Thursday, June 24, 2010

More Transit = Fewer Emissions

TCRP Synthesis 84: Current Practices in Greenhouse Gas Emissions Savings from Transit states the equation flat out that the more we use transit, the fewer emissions we will produce. "Each time someone decides to take an existing bus or train and leave his/her car at home, GHG emissions from that trip are reduced immediately." For metropolitan areas, the equation has a corollary, which is the reduction of congestion, a big producer of emissions.

Direct Correlation in Metropolitan Areas
By encouraging compact development, transit indirectly affects even the travel patterns of people who do not take transit. Compact communities typically allow people to travel shorter distances to get from place to place, as homes and businesses are closer together. Those who do drive can drive fewer miles. Compact communities also tend to be friendly places for walking and biking, which eliminate vehicle trips altogether; and areas rich in transit tend to have lower rates of car ownership than other areas.
One study concluded that though the best energy savings are from rail, bus and vanpool transportation produce significant reductions compared to automobiles.

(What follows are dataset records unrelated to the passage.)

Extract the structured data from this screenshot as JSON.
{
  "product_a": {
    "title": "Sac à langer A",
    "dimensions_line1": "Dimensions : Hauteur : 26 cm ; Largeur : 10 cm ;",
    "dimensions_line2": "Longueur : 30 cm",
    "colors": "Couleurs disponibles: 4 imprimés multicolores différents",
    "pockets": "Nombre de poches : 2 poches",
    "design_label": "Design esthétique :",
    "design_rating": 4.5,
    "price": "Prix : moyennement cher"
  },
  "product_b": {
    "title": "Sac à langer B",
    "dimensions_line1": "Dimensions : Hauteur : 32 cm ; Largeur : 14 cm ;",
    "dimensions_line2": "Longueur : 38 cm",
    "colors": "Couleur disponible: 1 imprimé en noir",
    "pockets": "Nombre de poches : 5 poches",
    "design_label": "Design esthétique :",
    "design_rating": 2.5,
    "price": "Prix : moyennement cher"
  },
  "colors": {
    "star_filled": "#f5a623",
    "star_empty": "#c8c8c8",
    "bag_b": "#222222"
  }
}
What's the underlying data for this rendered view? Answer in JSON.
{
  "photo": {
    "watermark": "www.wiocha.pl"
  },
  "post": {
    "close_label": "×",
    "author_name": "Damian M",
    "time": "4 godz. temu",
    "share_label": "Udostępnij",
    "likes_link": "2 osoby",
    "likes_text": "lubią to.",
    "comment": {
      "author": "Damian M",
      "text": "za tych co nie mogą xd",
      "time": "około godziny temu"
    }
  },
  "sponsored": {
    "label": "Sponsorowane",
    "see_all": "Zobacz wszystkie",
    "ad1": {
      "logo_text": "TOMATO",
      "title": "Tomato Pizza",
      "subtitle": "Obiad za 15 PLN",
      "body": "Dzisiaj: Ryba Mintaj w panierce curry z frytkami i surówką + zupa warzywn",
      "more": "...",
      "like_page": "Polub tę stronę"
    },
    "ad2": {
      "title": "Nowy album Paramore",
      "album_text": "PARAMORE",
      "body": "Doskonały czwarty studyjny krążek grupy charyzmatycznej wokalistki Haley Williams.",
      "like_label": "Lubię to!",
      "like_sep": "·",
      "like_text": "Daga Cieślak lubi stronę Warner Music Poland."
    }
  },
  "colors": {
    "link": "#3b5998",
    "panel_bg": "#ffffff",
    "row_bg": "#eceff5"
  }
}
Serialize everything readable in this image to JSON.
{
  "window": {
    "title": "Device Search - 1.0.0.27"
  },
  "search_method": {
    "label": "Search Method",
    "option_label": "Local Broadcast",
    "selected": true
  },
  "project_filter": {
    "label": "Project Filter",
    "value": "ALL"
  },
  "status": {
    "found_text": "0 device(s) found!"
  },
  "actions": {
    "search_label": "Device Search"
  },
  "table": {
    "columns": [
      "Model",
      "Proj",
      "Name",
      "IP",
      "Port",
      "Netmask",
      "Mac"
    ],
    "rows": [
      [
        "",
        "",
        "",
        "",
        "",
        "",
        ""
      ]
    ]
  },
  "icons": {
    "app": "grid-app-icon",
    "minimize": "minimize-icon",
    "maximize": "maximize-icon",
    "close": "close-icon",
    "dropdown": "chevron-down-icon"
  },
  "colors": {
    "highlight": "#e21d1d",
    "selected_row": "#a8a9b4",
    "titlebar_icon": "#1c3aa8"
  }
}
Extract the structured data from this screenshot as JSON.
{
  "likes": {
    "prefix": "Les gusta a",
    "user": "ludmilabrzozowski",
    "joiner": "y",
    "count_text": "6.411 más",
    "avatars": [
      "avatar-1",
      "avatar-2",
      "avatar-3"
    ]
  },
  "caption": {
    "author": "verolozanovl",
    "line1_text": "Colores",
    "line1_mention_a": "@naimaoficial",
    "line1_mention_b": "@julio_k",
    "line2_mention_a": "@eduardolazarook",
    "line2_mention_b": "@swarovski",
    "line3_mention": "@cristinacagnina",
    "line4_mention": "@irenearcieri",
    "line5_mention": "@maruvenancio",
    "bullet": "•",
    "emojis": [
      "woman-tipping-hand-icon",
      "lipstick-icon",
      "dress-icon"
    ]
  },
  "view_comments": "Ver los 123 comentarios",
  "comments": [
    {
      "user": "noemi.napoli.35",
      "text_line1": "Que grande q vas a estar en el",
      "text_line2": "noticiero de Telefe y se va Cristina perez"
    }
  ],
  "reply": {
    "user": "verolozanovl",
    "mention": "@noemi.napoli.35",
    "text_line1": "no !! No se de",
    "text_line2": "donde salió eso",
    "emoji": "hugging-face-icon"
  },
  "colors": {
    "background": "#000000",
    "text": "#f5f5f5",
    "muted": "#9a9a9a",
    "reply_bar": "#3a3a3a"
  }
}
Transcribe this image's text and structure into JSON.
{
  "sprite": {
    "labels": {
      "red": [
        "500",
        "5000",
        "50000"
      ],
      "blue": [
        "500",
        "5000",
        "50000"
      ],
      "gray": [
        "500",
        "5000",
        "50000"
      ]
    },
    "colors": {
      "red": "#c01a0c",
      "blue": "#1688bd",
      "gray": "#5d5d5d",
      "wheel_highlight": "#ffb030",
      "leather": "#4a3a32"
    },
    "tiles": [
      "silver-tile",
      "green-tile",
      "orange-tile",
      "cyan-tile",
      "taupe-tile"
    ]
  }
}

"The most successful transit systems are not a product of one transit agency working alone, but of a partnership of transit and other public agencies supporting transit through good urban planning and policy." Turns out coordination is needed whatever the setting.

Improving Quality of Transit

The report delivers an obvious and crucial answer to the question of what prompts people to use transit - better service - which the report translates as improving "geographic coverage of routes, increasing service frequencies, extending operating hours, and adding new transportation modes."

I will add competitive travel times with the single occupancy vehicle. No one who has access to an automobile is willing to take a bus if takes three times longer to arrive at a destination. Funding for frequent express and local service by whatever mode creates a transit-rich community. The Environmental Protection Agency (EPA) adds proximity to bus stops and rail stations, part of geographic coverage, but user focused.

What is wonderful about the report is that it backs up its pronouncements with evidence from a multitude of studies. For example, specific studies demonstrate that expansion of geographic coverage and frequency of service producing significant increases in transit ridership. And these improvements extend beyond their particular times and places. "In Dallas, new weekend service on suburban shuttles prompted a measurable increase in weekday ridership." (You will have to read the report for more. I am told that blog posts should only be so long.)

Attracting Riders

The report spouts the familiar link between fare prices and elasticity of ridership. No surprises here. What is surprising is the lack of study of transit public relations and marketing efforts, whether they work or not and why. Also missing is evidence of what designs yield the best results for attracting riders. Though the report covered bus stop design, it acknowledged that no one wants to wait at them very long. The report discusses innovative strategies for speeding up transit, such as enforcement of parking regulations to allow for buses to maneuver on the street.

Energy Efficiency, Savings and Measurements

Not explored in this blog post is the report's in-depth discussion of increasing the energy efficiency of transit vehicles, maintenance and facilities. That would produce way too much sleep for this writer's work productivity.

The report also spends a long time exploring transit-relevant measurements for modal shifts, congestion reduction, cost of emissions, and compact development as well as the challenges to transit systems in taking those measurements considering the coordination and money required.


Most research on transportation planning and GHG emissions has focused on the roles and processes of MPOs and state DOTs, and has largely focused on road-based transportation. While transit agencies are partners in the transportation planning and funding exercises led by these agencies, their roles and their internal processes have received less attention.
In other words, transit has to be at the table for planning and implementing air quality improvements. To fully realize transit's role in emission reduction, the report declares, requires coordination with land use planning, congestion mitigation, and the full range of transportation planning. Other strategies, such as telecommuting, bike paths, vanpooling and slugging, as just a few examples, fell outside the parameters of the report.